The European Banking Authority (EBA), the European Insurance and Occupational Pensions Authority (EIOPA), and the European Securities and Markets Authority (ESMA) have issued a warning to consumers on the risks of crypto-assets. These three supervisory authorities highlight that crypto-assets are not all the same, they can be risky, and the level of protection - i.e. the rules, oversight, and safeguards in place - may be limited depending on the type of crypto-asset.
Crypto-assets are digital representations of value or rights, such as ownership of a piece of art, a sum of money in euros or dollars, or a financial instrument (like a share). They rely on cryptographic techniques to ensure data is secure and verifiable.
Consumers are advised to be particularly cautious when investing in crypto-assets or using services offered by providers based outside the European Union or by non-regulated providers.
For this reason, the European supervisory authorities have also released a joint information sheet on the EU regulation for the crypto-asset market (MiCA).

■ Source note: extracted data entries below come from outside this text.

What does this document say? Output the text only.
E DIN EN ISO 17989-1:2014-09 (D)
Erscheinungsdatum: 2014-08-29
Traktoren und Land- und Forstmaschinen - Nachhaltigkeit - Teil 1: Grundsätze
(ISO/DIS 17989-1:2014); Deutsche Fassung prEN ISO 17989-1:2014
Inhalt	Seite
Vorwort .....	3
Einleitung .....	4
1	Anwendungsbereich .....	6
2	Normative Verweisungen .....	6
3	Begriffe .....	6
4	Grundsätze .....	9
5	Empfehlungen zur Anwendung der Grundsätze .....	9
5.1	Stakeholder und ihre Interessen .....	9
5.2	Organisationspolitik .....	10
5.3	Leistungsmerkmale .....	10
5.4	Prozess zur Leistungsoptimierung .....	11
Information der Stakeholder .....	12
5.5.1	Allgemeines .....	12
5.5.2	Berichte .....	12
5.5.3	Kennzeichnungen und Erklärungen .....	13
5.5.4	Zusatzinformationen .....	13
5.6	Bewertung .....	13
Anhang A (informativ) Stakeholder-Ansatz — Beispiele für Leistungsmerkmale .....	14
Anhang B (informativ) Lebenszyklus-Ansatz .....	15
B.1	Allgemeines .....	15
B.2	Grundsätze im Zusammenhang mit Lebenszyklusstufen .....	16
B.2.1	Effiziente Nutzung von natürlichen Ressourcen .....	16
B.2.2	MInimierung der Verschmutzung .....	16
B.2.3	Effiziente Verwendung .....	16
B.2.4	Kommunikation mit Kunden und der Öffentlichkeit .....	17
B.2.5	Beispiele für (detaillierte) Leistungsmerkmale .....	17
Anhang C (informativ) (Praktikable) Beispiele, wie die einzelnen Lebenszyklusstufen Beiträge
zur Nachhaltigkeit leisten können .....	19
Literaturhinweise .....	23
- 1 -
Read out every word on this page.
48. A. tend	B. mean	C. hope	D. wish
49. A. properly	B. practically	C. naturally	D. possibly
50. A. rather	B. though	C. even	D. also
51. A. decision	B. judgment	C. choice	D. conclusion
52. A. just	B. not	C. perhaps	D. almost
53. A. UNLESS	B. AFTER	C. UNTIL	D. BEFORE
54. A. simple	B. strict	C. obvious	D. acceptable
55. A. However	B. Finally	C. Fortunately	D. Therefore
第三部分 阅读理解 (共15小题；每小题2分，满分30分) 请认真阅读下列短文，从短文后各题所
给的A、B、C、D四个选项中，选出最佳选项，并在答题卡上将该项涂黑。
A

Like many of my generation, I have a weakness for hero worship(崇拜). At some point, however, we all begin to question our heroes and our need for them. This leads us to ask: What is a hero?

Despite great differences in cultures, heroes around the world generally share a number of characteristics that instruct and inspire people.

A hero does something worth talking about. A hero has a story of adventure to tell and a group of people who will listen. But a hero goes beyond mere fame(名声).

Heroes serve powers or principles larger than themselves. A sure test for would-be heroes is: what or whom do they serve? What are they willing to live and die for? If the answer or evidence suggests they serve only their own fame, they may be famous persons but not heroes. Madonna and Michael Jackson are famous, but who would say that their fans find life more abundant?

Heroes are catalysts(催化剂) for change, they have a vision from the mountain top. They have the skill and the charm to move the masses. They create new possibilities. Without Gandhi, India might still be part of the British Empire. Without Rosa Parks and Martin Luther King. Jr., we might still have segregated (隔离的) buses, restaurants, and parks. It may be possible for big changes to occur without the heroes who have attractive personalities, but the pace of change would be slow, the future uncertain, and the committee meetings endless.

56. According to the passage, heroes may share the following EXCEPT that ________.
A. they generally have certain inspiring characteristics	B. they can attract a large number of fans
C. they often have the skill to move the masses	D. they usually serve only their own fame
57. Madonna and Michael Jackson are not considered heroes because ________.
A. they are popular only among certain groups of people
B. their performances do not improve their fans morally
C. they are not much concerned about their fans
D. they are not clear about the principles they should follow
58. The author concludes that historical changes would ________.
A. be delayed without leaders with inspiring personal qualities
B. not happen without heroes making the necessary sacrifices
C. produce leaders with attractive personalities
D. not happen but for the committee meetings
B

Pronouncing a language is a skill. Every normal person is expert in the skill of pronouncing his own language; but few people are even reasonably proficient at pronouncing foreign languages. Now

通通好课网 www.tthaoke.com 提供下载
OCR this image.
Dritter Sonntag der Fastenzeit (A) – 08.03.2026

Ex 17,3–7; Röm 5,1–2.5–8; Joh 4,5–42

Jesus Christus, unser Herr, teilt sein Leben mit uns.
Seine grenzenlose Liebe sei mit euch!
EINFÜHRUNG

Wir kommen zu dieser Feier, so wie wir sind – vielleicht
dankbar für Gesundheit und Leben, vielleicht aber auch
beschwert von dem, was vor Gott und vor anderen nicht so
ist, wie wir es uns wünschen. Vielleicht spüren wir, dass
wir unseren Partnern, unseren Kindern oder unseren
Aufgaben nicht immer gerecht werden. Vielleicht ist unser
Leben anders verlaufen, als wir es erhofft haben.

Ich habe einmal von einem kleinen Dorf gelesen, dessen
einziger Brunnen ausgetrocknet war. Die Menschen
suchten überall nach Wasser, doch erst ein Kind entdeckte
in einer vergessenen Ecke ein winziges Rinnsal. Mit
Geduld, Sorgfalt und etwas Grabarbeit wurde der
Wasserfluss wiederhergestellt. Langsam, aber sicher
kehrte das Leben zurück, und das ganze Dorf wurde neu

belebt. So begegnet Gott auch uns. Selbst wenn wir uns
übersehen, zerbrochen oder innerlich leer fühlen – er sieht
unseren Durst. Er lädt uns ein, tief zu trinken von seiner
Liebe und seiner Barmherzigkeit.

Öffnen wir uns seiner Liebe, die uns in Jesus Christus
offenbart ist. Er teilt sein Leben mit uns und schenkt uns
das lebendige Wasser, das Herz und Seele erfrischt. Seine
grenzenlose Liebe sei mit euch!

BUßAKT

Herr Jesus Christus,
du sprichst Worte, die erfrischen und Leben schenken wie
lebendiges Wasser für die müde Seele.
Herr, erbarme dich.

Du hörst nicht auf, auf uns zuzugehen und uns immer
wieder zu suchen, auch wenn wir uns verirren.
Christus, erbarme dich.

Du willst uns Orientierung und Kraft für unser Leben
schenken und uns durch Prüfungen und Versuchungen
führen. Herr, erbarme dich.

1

The sheet explains what crypto-assets are, which ones are regulated and which are not, and the types of providers consumers may come across.
We've covered this topic in our own information sheet on crypto-assets and in a related news article.
If you are interested in crypto-assets, don't forget that investing in crypto-assets means:
- accepting the very real possibility of losing all the money invested;
- being exposed to misleading advertising, including via social media and influencers;
- being wary of promised returns, which are often fast and high - so much so that they may seem too good to be true!